O seu conteúdo rudimentar e limitado remete ao mundo pré-histórico, o homem relacionando-se com a natureza de forma mística e inconsciente, sua elaboração acanhada propõem uma leitura rápida e superficial do fenômeno, o que mantêm as mentes em um estado de adormecimento embrutecido.
Este imaginário foi logo apropriado pelo Estado de MS, através de seus agentes culturais. Considerando-o como resultado inequívoco da realidade humana local, e a mais legitima representação do espírito do povo sul mato-grossense, foi transmutado em ícone da cultura oficialesca, a Bovinocultura. Distribuído como uma jóia fabril de nosso povo, exportado para todo o Brasil e para o Exterior como signo de uma sociedade arcaica que representa-se por um conteúdo básico e anacrônico, e conhece de forma superficial os princípios da vida civilizada.
A arte popular ou primitivista tem um valor intrínseco e considerável, importante para a compreensão dos fatos, mas o que nos escapa ao analisar a arte de Conceição dos Bugres é para mim hoje o que mais interessa, a história de vida do artista, a pessoa humana em seu contexto social cultural. Como a sociedade interage com o artista, e isso, a História Oficial não conta, e simplesmente desvanece quando o objeto é transmutado em Ídolo, pois dissocia-se o conteúdo da forma, a imagem é separada da linguagem, a sensação suprime a inteligência e sua realidade se perde em uma espécie de adoração idolátrica.
Conceição dos Bugres de origem humilde, viveu na pobreza em um casebre na periferia de Campo Grande / MS, com piso de terra, sem banheiro e sem água encanada ou energia elétrica, antes e após o seu ?sucesso? artístico. Excluída dos lucros que seu produto artístico rendeu a Burguesia e aos Órgãos Oficiais do Estado, que nos ensinam que sempre temos mais maneira de sermos roubados e enganados, em matéria e ou espírito.

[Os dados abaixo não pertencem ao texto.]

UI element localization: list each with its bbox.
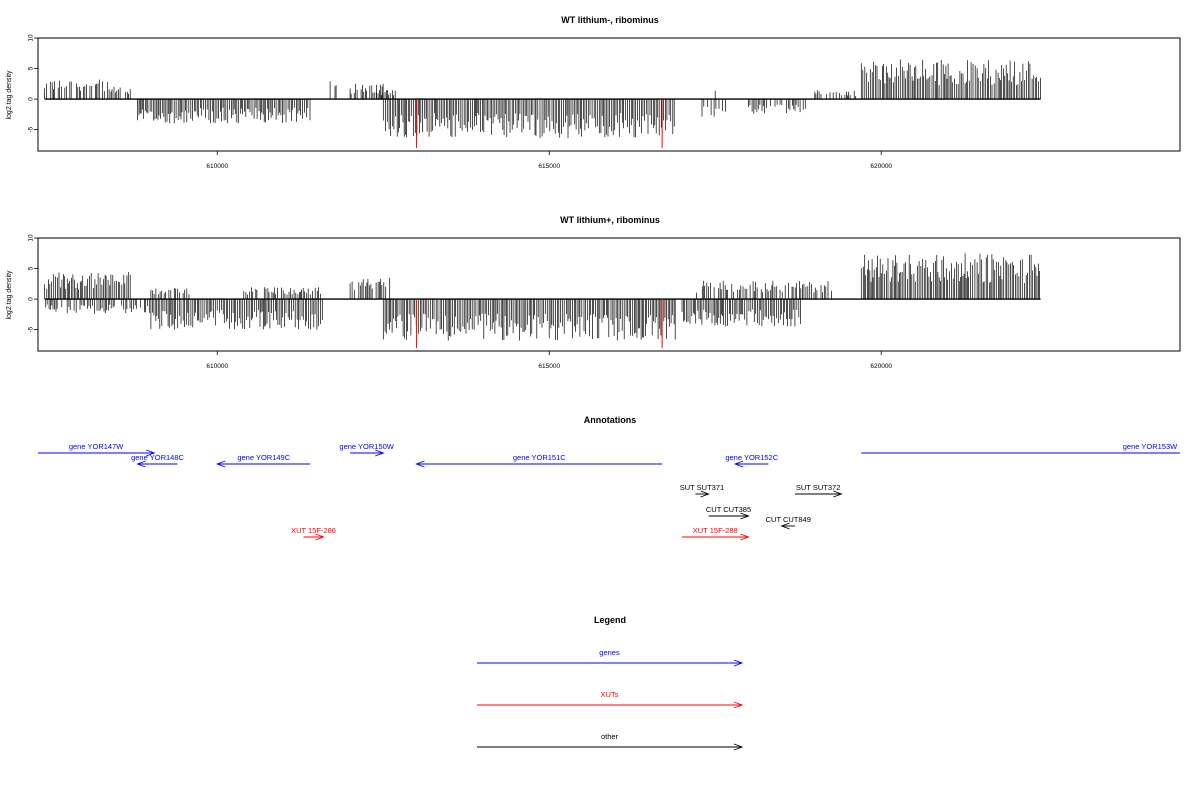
feature-label: gene YOR150W — [339, 442, 394, 451]
x-tick-label: 615000 — [538, 163, 560, 170]
y-tick-label: 10 — [28, 234, 35, 242]
arrow-head-icon — [700, 490, 710, 498]
x-axis: 610000 615000 620000 — [206, 350, 892, 370]
annotation-feature: gene YOR150W — [339, 442, 395, 457]
arrow-head-icon — [733, 743, 744, 751]
legend-items: genes XUTs other — [477, 648, 744, 751]
legend-item: other — [477, 732, 744, 751]
y-axis: -5 0 5 10 — [28, 34, 39, 133]
y-tick-label: 0 — [28, 297, 35, 301]
y-tick-label: 5 — [28, 66, 35, 70]
annotation-feature: gene YOR148C — [131, 453, 184, 468]
legend-item: genes — [477, 648, 744, 667]
x-tick-label: 620000 — [870, 363, 892, 370]
x-tick-label: 610000 — [206, 163, 228, 170]
y-tick-label: 10 — [28, 34, 35, 42]
arrow-head-icon — [733, 460, 744, 468]
arrow-head-icon — [146, 449, 156, 457]
arrow-head-icon — [415, 460, 425, 468]
annotation-feature: SUT SUT372 — [794, 483, 843, 498]
y-tick-label: 5 — [28, 266, 35, 270]
annotation-features: gene YOR147W gene YOR148C gene YOR149C gene… — [38, 442, 1180, 541]
x-tick-label: 615000 — [538, 363, 560, 370]
annotations-title: Annotations — [584, 415, 637, 425]
feature-label: gene YOR153W — [1123, 442, 1178, 451]
legend-label: other — [601, 732, 619, 741]
marker-lines — [415, 299, 663, 348]
arrow-head-icon — [740, 512, 750, 520]
feature-label: CUT CUT849 — [766, 515, 811, 524]
panel-title: WT lithium+, ribominus — [560, 215, 660, 225]
legend-panel: Legend genes XUTs other — [477, 615, 744, 751]
arrow-head-icon — [315, 533, 325, 541]
annotation-feature: SUT SUT371 — [680, 483, 724, 498]
x-tick-label: 610000 — [206, 363, 228, 370]
feature-label: gene YOR147W — [69, 442, 124, 451]
annotation-feature: CUT CUT385 — [706, 505, 751, 520]
arrow-head-icon — [780, 522, 790, 530]
legend-label: genes — [599, 648, 620, 657]
feature-label: XUT 15F-288 — [693, 526, 738, 535]
legend-label: XUTs — [601, 690, 619, 699]
feature-label: CUT CUT385 — [706, 505, 751, 514]
feature-label: gene YOR151C — [513, 453, 566, 462]
annotation-feature: gene YOR149C — [215, 453, 311, 468]
feature-label: gene YOR149C — [237, 453, 290, 462]
arrow-head-icon — [833, 490, 843, 498]
arrow-head-icon — [740, 533, 750, 541]
feature-label: SUT SUT372 — [796, 483, 840, 492]
legend-title: Legend — [594, 615, 626, 625]
y-axis: -5 0 5 10 — [28, 234, 39, 333]
annotation-feature: gene YOR152C — [725, 453, 779, 468]
feature-label: gene YOR148C — [131, 453, 184, 462]
signal-bars — [44, 59, 1041, 139]
y-tick-label: -5 — [28, 326, 35, 332]
track-panel-lithium-plus: WT lithium+, ribominus log2 tag density … — [6, 215, 1181, 370]
arrow-head-icon — [733, 659, 744, 667]
arrow-head-icon — [136, 460, 146, 468]
y-tick-label: 0 — [28, 97, 35, 101]
y-tick-label: -5 — [28, 126, 35, 132]
y-axis-label: log2 tag density — [6, 70, 13, 120]
legend-item: XUTs — [477, 690, 744, 709]
panel-title: WT lithium-, ribominus — [561, 15, 659, 25]
y-axis-label: log2 tag density — [6, 270, 13, 320]
annotation-feature: CUT CUT849 — [766, 515, 811, 530]
annotation-feature: gene YOR147W — [38, 442, 156, 457]
annotation-feature: gene YOR153W — [861, 442, 1180, 454]
feature-label: SUT SUT371 — [680, 483, 724, 492]
x-tick-label: 620000 — [870, 163, 892, 170]
arrow-head-icon — [215, 460, 226, 468]
feature-label: XUT 15F-286 — [291, 526, 336, 535]
annotation-feature: XUT 15F-286 — [291, 526, 336, 541]
arrow-head-icon — [375, 449, 385, 457]
track-panel-lithium-minus: WT lithium-, ribominus log2 tag density … — [6, 15, 1181, 170]
arrow-head-icon — [733, 701, 744, 709]
marker-lines — [415, 99, 663, 148]
signal-bars — [44, 253, 1041, 341]
x-axis: 610000 615000 620000 — [206, 150, 892, 170]
annotation-feature: XUT 15F-288 — [682, 526, 750, 541]
feature-label: gene YOR152C — [725, 453, 778, 462]
annotation-feature: gene YOR151C — [415, 453, 663, 468]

Conceição era exaltada, sua obra artística, sua genialidade corria mundo afora.Todos faturavam com a sua invenção: a Indústria do Turismo, agencias de publicidade e propaganda, Museus á expunham, agentes culturais operavam ao seu redor para justificar seus salários, e os críticos de arte com seu palavratório costumeiro a alardearam como artista internacional, todos faturaram, menos ela. O seu sucesso foi na realidade a sua ruína, pois o que de mais genial ela tinha lhe era usurpado, explorada não só pelos órgãos oficiais do estado como também pela burguesia, que enquanto esta era projetada no cenário artístico nacional e internacional, a elite cultural do estado trocava quilos de carne por unidades de Bugrinhos, o que só fazia era aumentar sua miséria.

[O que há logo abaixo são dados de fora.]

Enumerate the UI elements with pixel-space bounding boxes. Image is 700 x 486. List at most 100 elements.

O seu legado transcendeu o seu falecimento, com seu marido, e agora com seu neto que esculpi bugrinhos, porem, excluído daquela áurea mágica da verdade artística , tornou-se um objeto simplesmente comercial.

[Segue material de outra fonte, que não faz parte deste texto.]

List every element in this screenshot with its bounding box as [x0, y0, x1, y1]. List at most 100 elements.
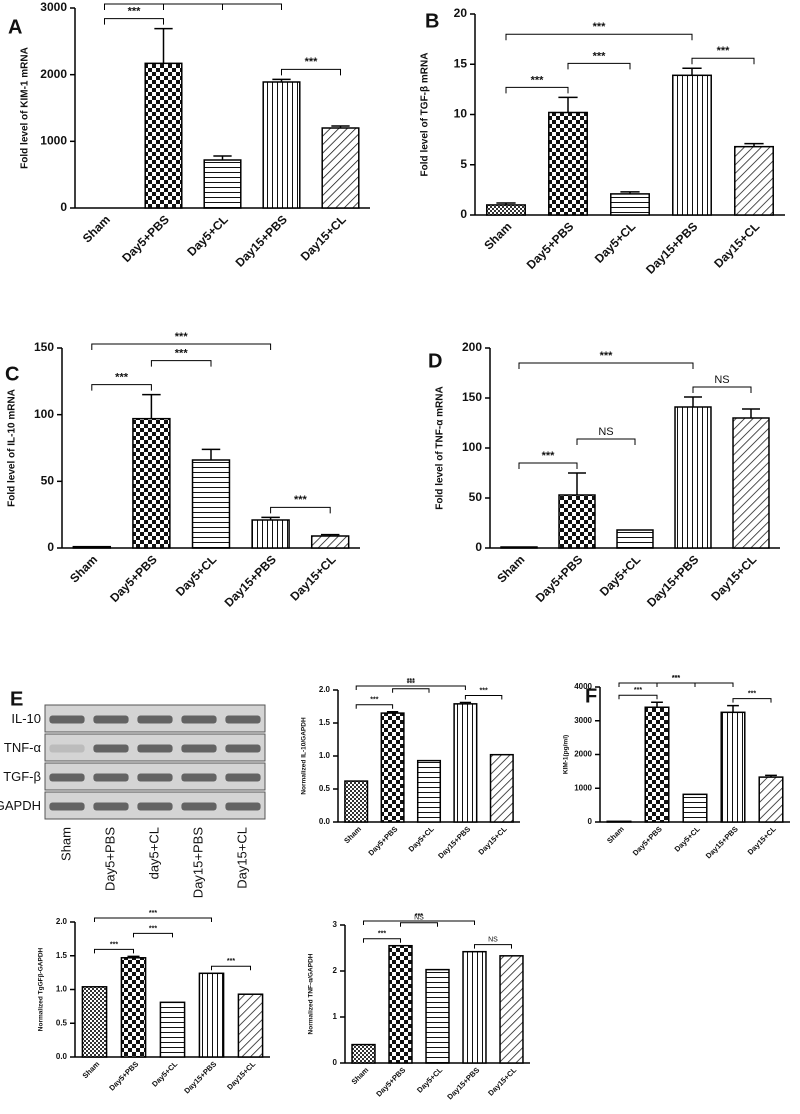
y-tick-label: 0.5: [56, 1018, 68, 1027]
significance-bracket: [618, 694, 658, 700]
significance-bracket: [94, 948, 134, 954]
panel-letter: B: [425, 10, 439, 32]
error-bar: [496, 202, 516, 205]
significance-label: ***: [175, 348, 189, 360]
x-tick-label: Day15+PBS: [182, 1059, 218, 1095]
y-tick-label: 5: [460, 157, 467, 171]
blot-band: [93, 773, 129, 782]
error-bar: [386, 711, 399, 714]
chart-panel: Normalized TNF-α/GAPDH 0 1 2 3 Sham Day5+PBS Da…: [308, 913, 530, 1101]
significance-bracket: [576, 438, 636, 445]
y-tick-label: 0: [47, 540, 54, 554]
panel-letter: E: [10, 688, 23, 710]
significance-bracket: [505, 86, 569, 94]
blot-lane-label: Day5+PBS: [102, 827, 117, 891]
error-bar: [620, 191, 640, 194]
y-tick-label: 0: [60, 200, 67, 214]
x-tick-label: Day15+PBS: [445, 1065, 481, 1101]
blot-band: [137, 773, 173, 782]
y-axis-label: Fold level of TNF-α mRNA: [435, 386, 446, 509]
significance-label: ***: [149, 910, 157, 917]
blot-band: [49, 744, 85, 753]
significance-bracket: [270, 506, 331, 514]
x-tick-label: Day15+PBS: [644, 552, 701, 609]
significance-label: NS: [598, 426, 613, 438]
bar: [262, 81, 301, 209]
significance-label: NS: [714, 374, 729, 386]
blot-band: [225, 802, 261, 811]
blot-band: [181, 744, 217, 753]
error-bar: [320, 533, 340, 536]
significance-label: ***: [672, 675, 680, 682]
x-tick-label: Day15+CL: [225, 1059, 257, 1091]
y-tick-label: 1.5: [56, 951, 68, 960]
x-tick-label: Day15+CL: [746, 824, 778, 856]
x-tick-label: Day15+CL: [486, 1065, 518, 1097]
bar: [500, 546, 538, 549]
significance-bracket: [692, 386, 752, 393]
significance-bracket: [91, 343, 272, 350]
significance-bracket: [104, 18, 164, 25]
bar: [489, 753, 514, 823]
y-axis-label: Fold level of IL-10 mRNA: [7, 389, 18, 507]
x-tick-label: Day15+CL: [287, 552, 338, 603]
y-tick-label: 3000: [40, 0, 67, 14]
y-tick-label: 150: [34, 340, 54, 354]
error-bar: [331, 125, 350, 128]
significance-bracket: [400, 922, 438, 927]
x-tick-label: Sham: [481, 219, 514, 252]
error-bar: [651, 701, 663, 708]
y-tick-label: 1.0: [319, 751, 331, 760]
y-tick-label: 3000: [574, 716, 592, 725]
y-tick-label: 2.0: [319, 685, 331, 694]
significance-label: ***: [600, 350, 614, 362]
blot-band: [93, 715, 129, 724]
x-tick-label: Day5+PBS: [107, 1059, 140, 1092]
bar: [203, 159, 242, 209]
bar: [486, 204, 526, 216]
x-tick-label: Day5+CL: [415, 1065, 445, 1095]
blot-row-label: IL-10: [11, 711, 41, 726]
significance-label: ***: [672, 675, 680, 682]
bar: [344, 780, 369, 823]
bar: [548, 111, 588, 216]
x-tick-label: Sham: [80, 212, 113, 245]
y-tick-label: 3: [333, 920, 338, 929]
x-tick-label: Sham: [494, 552, 527, 585]
blot-row-label: TGF-β: [3, 769, 41, 784]
y-tick-label: 1: [333, 1012, 338, 1021]
y-tick-label: 0: [588, 817, 593, 826]
significance-label: ***: [227, 958, 235, 965]
significance-bracket: [518, 362, 694, 369]
blot-lane-label: day5+CL: [146, 827, 161, 879]
significance-label: ***: [305, 56, 319, 68]
bar: [132, 417, 171, 549]
blot-band: [49, 715, 85, 724]
x-tick-label: Day15+PBS: [643, 219, 700, 276]
x-tick-label: Day15+CL: [476, 824, 508, 856]
bar: [81, 986, 108, 1058]
significance-label: ***: [294, 494, 308, 506]
blot-row-label: GAPDH: [0, 798, 41, 813]
x-tick-label: Day5+CL: [592, 219, 638, 265]
y-tick-label: 0.5: [319, 784, 331, 793]
y-tick-label: 1.0: [56, 985, 68, 994]
panel-letter: A: [8, 16, 22, 38]
significance-label: ***: [187, 0, 201, 3]
bar: [310, 535, 350, 549]
error-bar: [201, 448, 221, 460]
significance-bracket: [363, 920, 475, 925]
panel-letter: C: [5, 363, 19, 385]
error-bar: [568, 472, 586, 495]
x-tick-label: Day5+CL: [597, 552, 643, 598]
y-axis-label: Normalized TgGFβ-GAPDH: [38, 947, 45, 1031]
chart-panel: A Fold level of KIM-1 mRNA 0 1000 2000 3000 Sh…: [8, 0, 370, 270]
significance-label: ***: [593, 50, 607, 62]
significance-label: ***: [149, 925, 157, 932]
significance-bracket: [656, 682, 696, 687]
significance-bracket: [104, 3, 282, 10]
y-tick-label: 2000: [40, 67, 67, 81]
x-tick-label: Sham: [342, 824, 363, 845]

E o que restou disso, a famosa idolatria do objeto e a profanação da figura humana, ( traços fundamentas da Bovinocultura e do Cristianismo) na usurpação de seu trabalho, na indiferença com suas necessidades básicas e na negação do direito natural e constitucional do cidadão.
E hoje em dia vemos as pessoas aculturadas com esta arte, impregnadas por uma mentalidade primitiva, apenas adorando um objeto como um ídolo, o lendário bezerro dourado, ao qual se presta adoração e não se sabe o significado, a sua verdade intrínseca. E esta aculturação materialista e mística ao extremo, ignora o que venera, surrupia o que lhe interessa e despreza o valor de quem produz os signos de sua mentalidade. Espírito auspicioso, que não faz mais do que satisfazer sua avidez visceral.
É assim que se edifica o imaginário cultural do estado, com fundações de violência contra o ser humano, alvenarias de hipocrisia com o fruto do trabalho honesto e, com uma cobertura de indiferença aos grandes espíritos da terra.